Uskumru Platformu’nun düzenlemiş olduğu panele katılan şehir plancısı, akademisyen Prof. Dr. Pelin Pınar Giritlioğlu, panel sonrası ANKA Haber Ajansı’na konuştu. Kanal İstanbul, rezerv alanları ve tutuklu bulunan şehir plancıları hakkında çarpıcı açıklamalar yaptı. Mega projeler yüzünden Kuzey Ormanları’nın büyük bir risk büyük bir tehdit altında olduğunu söyleyen Giritlioğlu şunları söyledi:

-Kuzey Ormanları için tehdit devam ediyor mu?

“Kuzey Ormanları çok büyük tehdit altında mega projesi baskısı altında”

“Kanal İstanbul burada aslında tek proje değil. Kuzey ormanları açısından baktığımızda biliyorsunuz üçüncü havalimanı, üçüncü köprü, Kuzey Marmara Otoyolu ve Kanal İstanbul entegre projeler birbiriyle ve hepsi birden kuzey ormanları üzerinde son derece olumsuz etkiler yapıyor.
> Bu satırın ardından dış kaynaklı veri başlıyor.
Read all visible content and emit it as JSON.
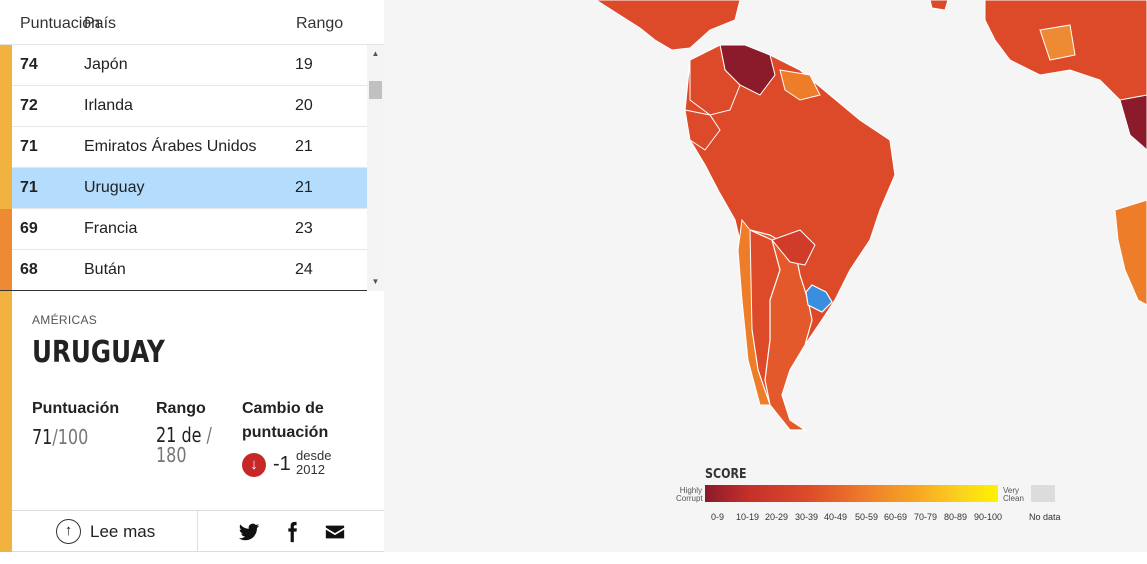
{
  "table": {
    "headers": {
      "score": "Puntuación",
      "country": "País",
      "rank": "Rango"
    },
    "rows": [
      {
        "score": "74",
        "country": "Japón",
        "rank": "19",
        "color": "#f2b240"
      },
      {
        "score": "72",
        "country": "Irlanda",
        "rank": "20",
        "color": "#f2b240"
      },
      {
        "score": "71",
        "country": "Emiratos Árabes Unidos",
        "rank": "21",
        "color": "#f2b240"
      },
      {
        "score": "71",
        "country": "Uruguay",
        "rank": "21",
        "color": "#f2b240",
        "selected": true
      },
      {
        "score": "69",
        "country": "Francia",
        "rank": "23",
        "color": "#ee8a33"
      },
      {
        "score": "68",
        "country": "Bután",
        "rank": "24",
        "color": "#ee8a33"
      }
    ]
  },
  "detail": {
    "region": "AMÉRICAS",
    "country": "URUGUAY",
    "score_label": "Puntuación",
    "score_value": "71",
    "score_max": "/100",
    "rank_label": "Rango",
    "rank_value": "21 de",
    "rank_sep": "/",
    "rank_total": "180",
    "change_label_1": "Cambio de",
    "change_label_2": "puntuación",
    "change_value": "-1",
    "change_since_1": "desde",
    "change_since_2": "2012",
    "accent": "#f2b240",
    "down_color": "#c62828"
  },
  "footer": {
    "read_more": "Lee mas",
    "share_icons": [
      "twitter-icon",
      "facebook-icon",
      "email-icon"
    ]
  },
  "legend": {
    "title": "SCORE",
    "low_label_1": "Highly",
    "low_label_2": "Corrupt",
    "high_label_1": "Very",
    "high_label_2": "Clean",
    "ranges": [
      "0-9",
      "10-19",
      "20-29",
      "30-39",
      "40-49",
      "50-59",
      "60-69",
      "70-79",
      "80-89",
      "90-100"
    ],
    "no_data": "No data",
    "highlight_color": "#3a8ee0"
  }
}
Bizim bir 2009 onanlı çevre düzeni planımız var İstanbul'da ve bu plan kuzeye doğru baskıyı, yapılaşmayı yasaklayan bir plan emredici nitelikte bir plan. Buna rağmen Kanal İstanbul projesi diğer bu mega projelerle birlikte aslında İstanbul'un kuzeyine dolayısıyla da Kuzey Ormanlarına doğru çok büyük bir yapı ve nüfus baskısını getiriyor. Zaten şu anda bütün bu rota üzerinde seyrettiğiniz zaman nasıl adım adım bölgenin değişmeye uğradığını çok açık bir şekilde görmek mümkün. Yani bu durumda Kuzey Ormanları büyük bir risk büyük bir tehdit altında mega proje baskısı altında.”

-Rezerv alanları konusu vardı..

“Rezerv alan dediğimiz şey aslında muhafaza edilen alanlar anlamında kullanılıyor”

“Kanal İstanbul bölgesindeki rezerv alan 2012 yılında ilan edildi. 33 bin 500 hektarlık bir alan. İstanbul'un en büyük rezerv alanı. Neler vardı bu alanda? Tarım alanları, mera alanları, orman alanları, su havzaları yani kentin gıdasını ve suyunu da temin eden ve hassas ekolojik sistemleri içeren bir bölge rezerv alanı ilan edildi. Dünya literatüründe rezerv alanın karşılığına baktığımız zaman aslında bütün bu hassas ekolojik alanları içeren yerler ama bunlar korunan alanlar. Yani rezerv alan dediğimiz şey aslında muhafaza edilen alanlar anlamında kullanılıyor. Fakat biz de tam olarak bütün bu alanları yapılaşma baskısına açan yüksek nüfus yoğunlukları içeren karayolu ulaşım baskısını beraberinde getiren projeler aklımıza geliyor ne yazık ki. Ve bunlar da 2012 yılında yürürlüğe giren 6306 sayılı Afet Riski Altındaki Alanların Dönüştürülmesi hakkında kanun kapsamında yapılan uygulamalar. Kanal İstanbul rezerv alanı böyle bir alandı.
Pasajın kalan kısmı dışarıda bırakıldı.